Build datasets and gather feedback to improve your application
After observing your application in production, the next step is annotating and curating data to build evaluation datasets. This process transforms raw production logs into high-quality test cases that help you systematically improve your application.
Annotation creates the ground truth data needed for evaluation. By collecting feedback, adding labels, and curating examples from production, you build datasets that:
Represent real user interactions and edge cases
Include expected outputs and quality assessments
Enable systematic testing and comparison
Support automated and human evaluation
Braintrust integrates annotation seamlessly with logs and experiments, making it easy to capture feedback and build datasets without context switching.
Human review provides qualitative assessments that complement automated scoring. Configure review scores in your project to collect:
Continuous scores: Numeric ratings with slider controls (0-100%)
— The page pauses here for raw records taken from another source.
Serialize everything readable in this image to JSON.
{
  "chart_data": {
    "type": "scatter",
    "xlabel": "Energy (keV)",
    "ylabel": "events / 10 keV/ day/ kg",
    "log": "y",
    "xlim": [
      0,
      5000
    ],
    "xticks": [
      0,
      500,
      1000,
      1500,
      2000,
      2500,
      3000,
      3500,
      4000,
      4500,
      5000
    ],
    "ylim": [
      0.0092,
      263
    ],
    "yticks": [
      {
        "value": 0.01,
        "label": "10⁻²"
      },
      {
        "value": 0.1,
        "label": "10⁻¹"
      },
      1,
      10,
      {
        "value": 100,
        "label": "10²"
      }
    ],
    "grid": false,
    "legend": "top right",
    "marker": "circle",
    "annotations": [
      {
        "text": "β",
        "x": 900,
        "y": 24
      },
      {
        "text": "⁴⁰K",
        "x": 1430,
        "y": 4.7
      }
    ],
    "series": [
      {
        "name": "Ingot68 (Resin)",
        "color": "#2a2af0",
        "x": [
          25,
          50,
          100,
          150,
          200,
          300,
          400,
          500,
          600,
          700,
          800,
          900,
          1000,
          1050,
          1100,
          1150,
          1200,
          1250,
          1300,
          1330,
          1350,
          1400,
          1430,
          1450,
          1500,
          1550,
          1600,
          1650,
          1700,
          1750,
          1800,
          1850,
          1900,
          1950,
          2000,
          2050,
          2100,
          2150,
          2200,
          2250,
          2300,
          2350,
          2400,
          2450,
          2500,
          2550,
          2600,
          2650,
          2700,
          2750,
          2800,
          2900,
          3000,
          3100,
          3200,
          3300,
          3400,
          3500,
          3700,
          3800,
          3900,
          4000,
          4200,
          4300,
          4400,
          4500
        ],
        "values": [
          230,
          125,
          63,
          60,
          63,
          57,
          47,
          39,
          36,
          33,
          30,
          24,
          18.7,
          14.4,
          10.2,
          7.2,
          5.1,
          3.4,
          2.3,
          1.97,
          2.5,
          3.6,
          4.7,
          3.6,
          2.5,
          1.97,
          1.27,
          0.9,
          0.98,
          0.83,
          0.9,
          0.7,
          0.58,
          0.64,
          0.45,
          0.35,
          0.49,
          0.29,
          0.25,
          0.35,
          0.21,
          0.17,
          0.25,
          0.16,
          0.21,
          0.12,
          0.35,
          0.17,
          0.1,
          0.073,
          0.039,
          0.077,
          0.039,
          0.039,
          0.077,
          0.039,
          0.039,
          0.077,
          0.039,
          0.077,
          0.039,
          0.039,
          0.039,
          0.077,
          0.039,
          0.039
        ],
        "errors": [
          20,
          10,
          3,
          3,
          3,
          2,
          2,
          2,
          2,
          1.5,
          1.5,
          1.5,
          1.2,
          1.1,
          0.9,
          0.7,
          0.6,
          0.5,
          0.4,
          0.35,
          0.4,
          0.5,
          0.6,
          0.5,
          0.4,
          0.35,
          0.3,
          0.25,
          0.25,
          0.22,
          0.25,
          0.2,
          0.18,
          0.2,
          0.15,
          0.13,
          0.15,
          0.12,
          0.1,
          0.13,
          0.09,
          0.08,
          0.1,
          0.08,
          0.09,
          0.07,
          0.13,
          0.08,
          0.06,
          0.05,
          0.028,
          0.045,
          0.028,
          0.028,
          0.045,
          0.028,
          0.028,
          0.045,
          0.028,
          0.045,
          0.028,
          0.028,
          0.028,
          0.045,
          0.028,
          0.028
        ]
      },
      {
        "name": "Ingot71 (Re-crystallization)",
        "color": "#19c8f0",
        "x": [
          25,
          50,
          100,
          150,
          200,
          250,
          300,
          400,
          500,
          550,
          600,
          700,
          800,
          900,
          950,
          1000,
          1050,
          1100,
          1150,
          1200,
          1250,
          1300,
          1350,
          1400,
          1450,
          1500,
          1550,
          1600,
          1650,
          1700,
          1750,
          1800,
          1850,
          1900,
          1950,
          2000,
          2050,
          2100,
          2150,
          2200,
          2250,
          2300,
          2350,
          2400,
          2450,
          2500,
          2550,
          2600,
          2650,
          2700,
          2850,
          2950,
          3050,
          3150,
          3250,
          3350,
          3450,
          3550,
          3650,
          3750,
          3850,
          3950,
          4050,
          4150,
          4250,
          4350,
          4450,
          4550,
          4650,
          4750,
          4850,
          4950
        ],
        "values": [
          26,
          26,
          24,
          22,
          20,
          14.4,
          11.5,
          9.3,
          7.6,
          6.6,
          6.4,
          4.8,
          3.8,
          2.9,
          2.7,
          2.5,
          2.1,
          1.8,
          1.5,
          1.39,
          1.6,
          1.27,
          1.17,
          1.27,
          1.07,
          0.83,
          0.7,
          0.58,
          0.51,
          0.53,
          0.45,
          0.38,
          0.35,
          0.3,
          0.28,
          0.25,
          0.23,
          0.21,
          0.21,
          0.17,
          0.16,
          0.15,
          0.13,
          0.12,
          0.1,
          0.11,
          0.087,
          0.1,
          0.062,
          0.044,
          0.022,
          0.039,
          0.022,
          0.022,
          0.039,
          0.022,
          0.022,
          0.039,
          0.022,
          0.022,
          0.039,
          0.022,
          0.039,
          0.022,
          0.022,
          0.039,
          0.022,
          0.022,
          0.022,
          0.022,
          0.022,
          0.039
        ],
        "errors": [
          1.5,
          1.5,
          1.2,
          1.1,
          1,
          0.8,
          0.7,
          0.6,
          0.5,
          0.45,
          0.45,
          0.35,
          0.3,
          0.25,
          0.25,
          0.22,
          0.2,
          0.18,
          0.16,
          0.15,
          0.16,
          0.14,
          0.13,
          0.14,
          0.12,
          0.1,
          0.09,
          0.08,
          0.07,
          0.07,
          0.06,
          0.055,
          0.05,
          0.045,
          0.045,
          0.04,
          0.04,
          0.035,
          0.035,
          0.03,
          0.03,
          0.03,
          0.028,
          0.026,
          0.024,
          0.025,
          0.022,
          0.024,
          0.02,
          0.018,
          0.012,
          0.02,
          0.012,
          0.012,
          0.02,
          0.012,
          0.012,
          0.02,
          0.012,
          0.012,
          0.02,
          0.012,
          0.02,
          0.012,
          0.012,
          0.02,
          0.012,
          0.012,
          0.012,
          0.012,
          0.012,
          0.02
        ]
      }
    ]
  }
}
Categorical scores: Predefined options with assigned values
Expected values: Corrections showing what the output should be
Comments: Free-form feedback and context
Review traces and provide structured scores to begin the annotation process. You can efficiently evaluate large batches with keyboard navigation, or use the kanban layout to visualize review progress across backlog, pending, and complete states.
Custom trace views transform complex traces into interfaces anyone on your team can use. Describe what you want in natural language and Loop generates an interactive React component you can customize or embed anywhere.Build custom views to:
Create annotation interfaces for large-scale human review tasks
Replace JSON with intuitive UI components for non-technical reviewers
Display data in domain-specific formats (carousels, conversation threads, dashboards)
Aggregate information across multiple spans in a trace
Custom views integrate with human review workflows, enable interactive annotation controls, and can be shared across your team or embedded in your own applications.